Have you asked for a transfer for me? She replied.

Sanem, look I know this is your dream and I know we don't expect anything from each other but I would like to support you and reach you to your dreams, if you would allow me, OK fine let scratch the last phrase because I am going to stick to you whether you like it or not; I answered her in one breath.

Can, thank you for supporting me but I would like to head my dreams alone you don't need to relocate for me. She replied and it hit me hard that she doesn't want us to be together like I wanted.

Why ; I ask trying to sound normal even though her words have me wrecked inside, and I myself can't understand why.

After a pregnant pause, she answered; I don't want to get attached to you Can. I am grateful for you but as I said I don't want this marriage and after reaching my dreams with your support it will only get me attached to you more and then it will be even harder for me to let go, Sanem said.
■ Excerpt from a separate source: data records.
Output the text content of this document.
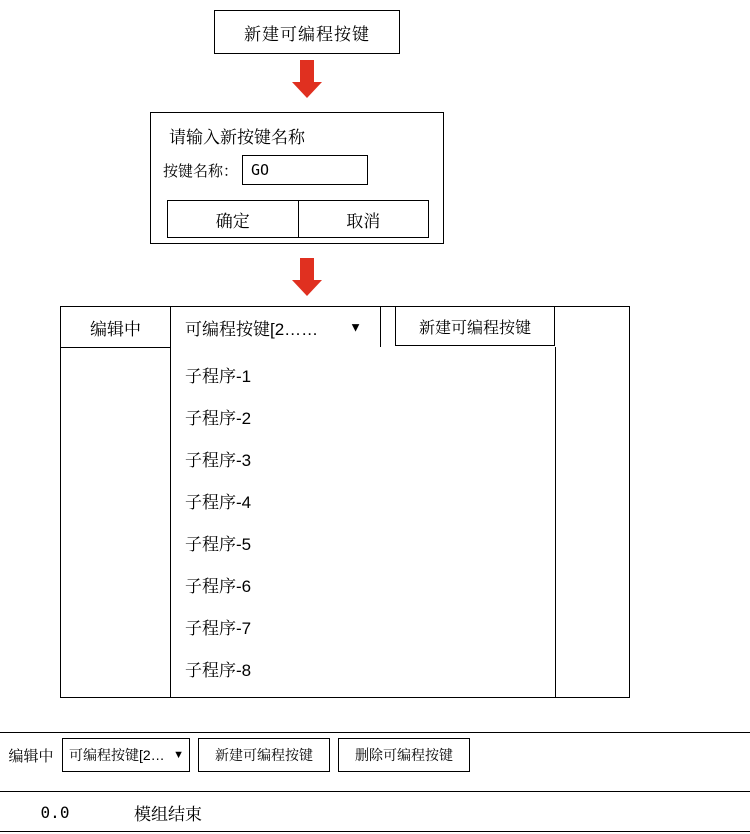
新建可编程按键
请输入新按键名称
按键名称： GO
确定	取消
编辑中	可编程按键[2…… ▼	新建可编程按键
子程序-1
子程序-2
子程序-3
子程序-4
子程序-5
子程序-6
子程序-7
子程序-8
编辑中	可编程按键[2… ▼	新建可编程按键	删除可编程按键
0.0	模组结束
After hearing what she said a part of me was happy that she would get attached to me and the other part of me was angry with her of how could she think I would want to go. And unknowingly in my anger I didn't realize that I grabbed Sanem's arms and pulled her to me so close that our noses were almost touching and said; Sanem, as I said before I am going to stick to you whether you like it or not and I am not going to leave you alone in a country unknown to you, and though we don't want it we are in this marriage together and we will be together till the end of it ; and with what I said next was a shocker for her and surprise for me and I know it came straight from my heart:

Because I have no intentions of letting you go away from me- Ever!!